Are Successful People More Neurotic?

This was the title of a recent article in the 7 June 2022 edition of Forbes Magazine by Tomas Chamorro-Premuzic.

The article is excellent.  Tomas begins by summarising how we are living under significant social pressures to inhibit their anxieties.  Organizations emphatically promote a happiness cult, replacing negative feedback with strengths-based coaching and Chief Happiness Officers. Managers are now hiring for emotional intelligence, grit, and resilience.  Tons of self-help columns are devoted to quench people’s self-doubt, imposter syndrome, and insecurities.

There is also a booming pharmaceutical market to suppress anxiety, neuroticism, and quash negative emotions altogether. the pursuit of happiness has turned into a biochemical quest.  The US with just 5% of the world’s population. accounts for around 40% of the global pharma market,

The anti-neuroticism cult is often justified in terms of productivity: stop worrying, being negative, or feeling anxious, and your productivity goes up.  Decades of scientific research show that there is generally a negative relationship between neuroticism and career success. For example, you are more likely to be promoted to management or leadership roles if you are not neurotic. Likewise, how employable you are deemed by others, and positively your school and academic performance is rated, can be predicted by your neuroticism: the lower it is, the more favourably you are regarded.

According to Tomas around 30% of the global population can be expected to score between above average and high on neuroticism, so they have an inherent (and biologically determined) tendency to worry a more, make pessimistic and negative interpretations of events, and be self-critical. Unless they can somehow replace their personality, we should not expect them become cheerful or optimistic.

It is at this point Tomas and I differ.  As a believer in the 7MTF model I believe that Tomas is mixing up the Regulator and Doublechecker components.  All the 7MTF components are based on a separate but common mental illness.  For the Regulator it is neuroticism; for the Doublechecker it is Depression.  It is the Doublechecker who worries more, makes pessimistic and negative interpretations of events, and is self-critical.  People with low Regulator (high neuroticism lack emotional self-control which in turn releases the Doublechecker behaviour.

Another claim that Tomas makes is that cultural attempts to numb or extinguish neuroticism inadvertently inhibit creativity.

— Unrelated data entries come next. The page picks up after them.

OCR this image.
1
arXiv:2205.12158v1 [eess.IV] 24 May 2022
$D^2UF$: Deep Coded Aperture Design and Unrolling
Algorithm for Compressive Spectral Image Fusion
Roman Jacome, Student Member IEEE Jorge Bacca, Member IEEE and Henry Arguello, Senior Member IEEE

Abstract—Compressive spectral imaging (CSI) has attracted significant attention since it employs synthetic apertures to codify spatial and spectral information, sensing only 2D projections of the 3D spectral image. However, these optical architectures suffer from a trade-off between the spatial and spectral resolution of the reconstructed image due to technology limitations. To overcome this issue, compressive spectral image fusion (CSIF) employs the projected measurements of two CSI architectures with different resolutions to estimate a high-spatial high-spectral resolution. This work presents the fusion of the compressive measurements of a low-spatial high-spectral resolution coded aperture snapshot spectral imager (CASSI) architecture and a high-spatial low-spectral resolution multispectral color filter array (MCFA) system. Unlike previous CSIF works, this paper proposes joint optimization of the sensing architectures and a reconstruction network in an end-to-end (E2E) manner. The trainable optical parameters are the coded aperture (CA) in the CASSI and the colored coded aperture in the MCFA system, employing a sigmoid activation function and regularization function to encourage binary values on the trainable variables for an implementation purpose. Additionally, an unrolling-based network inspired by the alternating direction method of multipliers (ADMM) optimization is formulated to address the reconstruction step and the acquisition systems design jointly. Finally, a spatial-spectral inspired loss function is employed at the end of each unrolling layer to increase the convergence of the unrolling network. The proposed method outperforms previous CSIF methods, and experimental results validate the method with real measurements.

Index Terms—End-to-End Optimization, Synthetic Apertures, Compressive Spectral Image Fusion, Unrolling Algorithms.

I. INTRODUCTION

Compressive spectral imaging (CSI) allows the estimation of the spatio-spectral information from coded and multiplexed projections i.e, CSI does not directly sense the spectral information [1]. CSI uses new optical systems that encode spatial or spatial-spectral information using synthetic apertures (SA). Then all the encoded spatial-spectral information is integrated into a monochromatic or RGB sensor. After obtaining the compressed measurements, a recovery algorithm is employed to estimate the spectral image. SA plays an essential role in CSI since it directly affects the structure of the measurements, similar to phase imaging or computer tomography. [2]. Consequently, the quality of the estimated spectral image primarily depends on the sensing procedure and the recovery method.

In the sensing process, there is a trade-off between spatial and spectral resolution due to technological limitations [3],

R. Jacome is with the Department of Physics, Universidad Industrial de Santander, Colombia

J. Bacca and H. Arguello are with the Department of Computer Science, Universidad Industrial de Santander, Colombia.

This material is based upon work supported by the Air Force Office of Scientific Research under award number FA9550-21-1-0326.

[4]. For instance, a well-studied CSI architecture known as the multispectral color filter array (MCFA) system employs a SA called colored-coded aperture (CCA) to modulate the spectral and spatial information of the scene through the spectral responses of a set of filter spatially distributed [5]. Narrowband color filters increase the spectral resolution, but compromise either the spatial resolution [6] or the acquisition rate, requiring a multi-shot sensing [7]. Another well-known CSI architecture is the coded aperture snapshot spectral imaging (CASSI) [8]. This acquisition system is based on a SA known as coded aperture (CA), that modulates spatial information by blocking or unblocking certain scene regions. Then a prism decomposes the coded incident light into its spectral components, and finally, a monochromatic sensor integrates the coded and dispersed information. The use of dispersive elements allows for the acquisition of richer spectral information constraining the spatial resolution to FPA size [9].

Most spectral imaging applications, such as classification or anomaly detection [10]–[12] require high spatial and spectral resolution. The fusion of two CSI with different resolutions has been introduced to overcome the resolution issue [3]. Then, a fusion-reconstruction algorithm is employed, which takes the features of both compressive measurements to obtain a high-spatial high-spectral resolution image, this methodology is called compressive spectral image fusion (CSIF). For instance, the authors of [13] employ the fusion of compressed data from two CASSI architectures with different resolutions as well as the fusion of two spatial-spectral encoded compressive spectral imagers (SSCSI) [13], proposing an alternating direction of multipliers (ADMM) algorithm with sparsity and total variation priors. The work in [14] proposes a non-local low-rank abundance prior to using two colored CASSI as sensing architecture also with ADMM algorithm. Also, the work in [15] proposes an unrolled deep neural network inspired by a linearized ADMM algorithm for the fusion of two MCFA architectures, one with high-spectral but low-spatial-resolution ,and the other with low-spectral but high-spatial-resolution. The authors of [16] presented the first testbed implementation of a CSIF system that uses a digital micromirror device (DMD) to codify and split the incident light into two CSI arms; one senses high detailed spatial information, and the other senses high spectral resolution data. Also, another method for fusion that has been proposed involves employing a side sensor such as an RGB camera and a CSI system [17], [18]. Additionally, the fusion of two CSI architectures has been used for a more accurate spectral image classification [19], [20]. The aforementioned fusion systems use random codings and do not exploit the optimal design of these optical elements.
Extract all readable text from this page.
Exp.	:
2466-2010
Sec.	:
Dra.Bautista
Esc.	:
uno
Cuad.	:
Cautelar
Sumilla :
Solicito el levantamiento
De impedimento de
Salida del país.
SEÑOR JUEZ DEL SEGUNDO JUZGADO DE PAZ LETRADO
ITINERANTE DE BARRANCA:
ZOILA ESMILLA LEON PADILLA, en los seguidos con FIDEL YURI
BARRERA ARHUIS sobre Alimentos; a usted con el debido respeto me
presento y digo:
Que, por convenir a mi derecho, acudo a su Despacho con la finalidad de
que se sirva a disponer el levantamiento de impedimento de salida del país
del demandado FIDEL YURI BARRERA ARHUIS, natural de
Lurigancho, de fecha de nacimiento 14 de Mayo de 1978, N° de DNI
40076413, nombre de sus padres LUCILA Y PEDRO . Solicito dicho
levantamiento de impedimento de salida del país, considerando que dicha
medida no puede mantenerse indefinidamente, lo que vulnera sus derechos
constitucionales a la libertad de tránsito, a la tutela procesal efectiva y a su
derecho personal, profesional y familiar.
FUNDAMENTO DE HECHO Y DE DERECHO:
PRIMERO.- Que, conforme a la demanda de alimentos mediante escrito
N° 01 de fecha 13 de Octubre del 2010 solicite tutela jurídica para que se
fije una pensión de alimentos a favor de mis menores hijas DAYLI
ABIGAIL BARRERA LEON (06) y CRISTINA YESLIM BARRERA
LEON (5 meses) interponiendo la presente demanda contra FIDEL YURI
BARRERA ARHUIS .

I totally agree that most progress in the world depends creative people who can generate and test ideas.  These people are generally high in the Artist component which when combined with low Regulator are really creative.  Steve Jobs is an excellent example. His neurotic obsession led to persistence, and artistic and creative perfectionism.

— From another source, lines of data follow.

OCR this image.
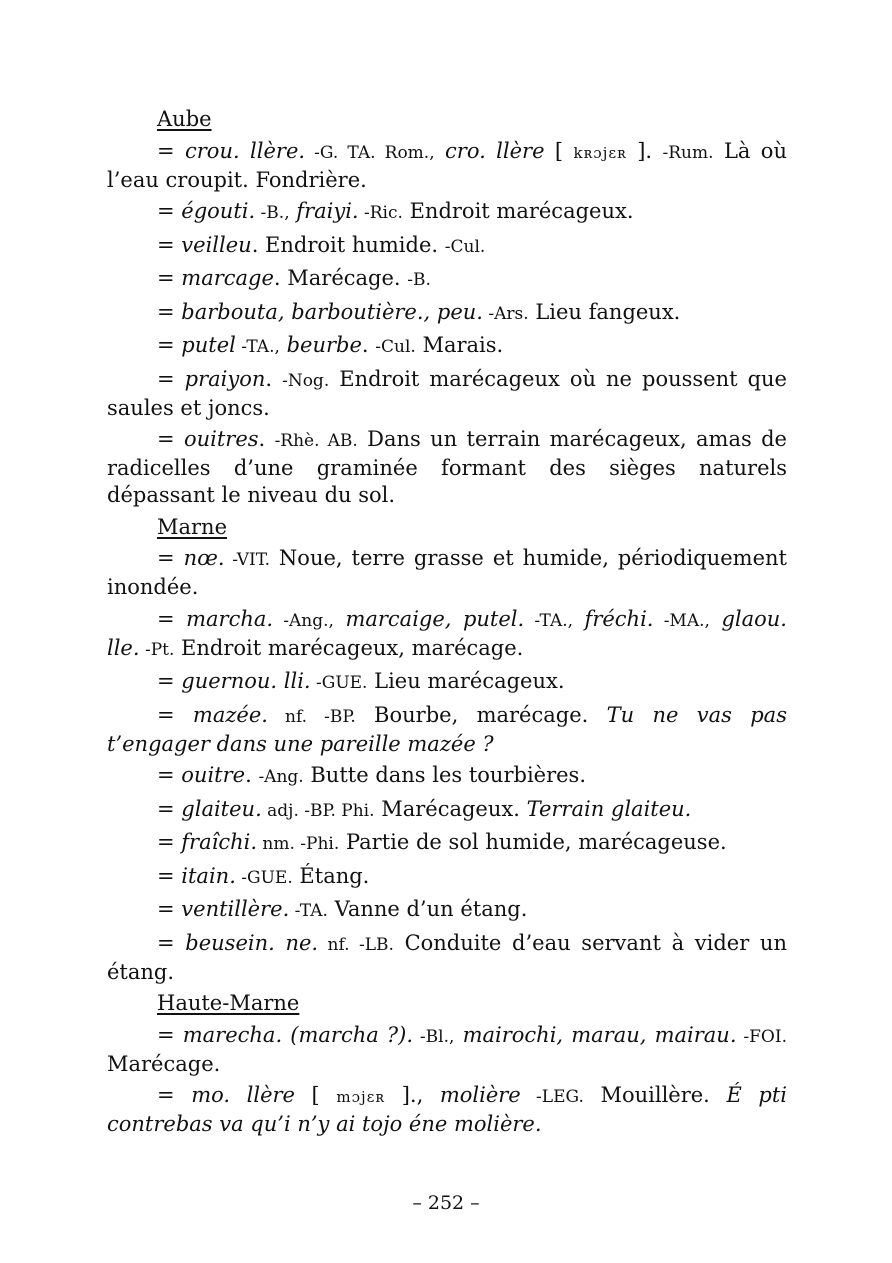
Aube

= crou. llère. -G. TA. Rom., cro. llère [ kʀɔjɛʀ ]. -Rum. Là où l’eau croupit. Fondrière.

= égouti. -B., fraiyi. -Ric. Endroit marécageux.

= veilleu. Endroit humide. -Cul.

= marcage. Marécage. -B.

= barbouta, barboutière., peu. -Ars. Lieu fangeux.

= putel -TA., beurbe. -Cul. Marais.

= praiyon. -Nog. Endroit marécageux où ne poussent que saules et joncs.

= ouitres. -Rhè. AB. Dans un terrain marécageux, amas de radicelles d’une graminée formant des sièges naturels dépassant le niveau du sol.

Marne

= nœ. -VIT. Noue, terre grasse et humide, périodiquement inondée.

= marcha. -Ang., marcaige, putel. -TA., fréchi. -MA., glaou. lle. -Pt. Endroit marécageux, marécage.

= guernou. lli. -GUE. Lieu marécageux.

= mazée. nf. -BP. Bourbe, marécage. Tu ne vas pas t’engager dans une pareille mazée ?

= ouitre. -Ang. Butte dans les tourbières.

= glaiteu. adj. -BP. Phi. Marécageux. Terrain glaiteu.

= fraîchi. nm. -Phi. Partie de sol humide, marécageuse.

= itain. -GUE. Étang.

= ventillère. -TA. Vanne d’un étang.

= beusein. ne. nf. -LB. Conduite d’eau servant à vider un étang.

Haute-Marne

= marecha. (marcha ?). -Bl., mairochi, marau, mairau. -FOI. Marécage.

= mo. llère [ mɔjɛʀ ]., molière -LEG. Mouillère. É pti contrebas va qu’i n’y ai tojo éne molière.

– 252 –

Tomas argues that if we selected and funded entrepreneurs on the basis of their high “emotional intelligence” (a groovier way to describe low neuroticism scorers), they would be far less likely to demonstrate a sense of urgency, or a deep dissatisfaction with the status-quo, including traditional employment.  The self-made billionaires who were too grumpy, contrarian, anarchic, and intense to put up with a boss, have their high neuroticism to thank for being deemed unemployable by others, and even by themselves. We should be thankful, too.  I agree.

This blog was first posted on LinkedIn on 10 June 2022.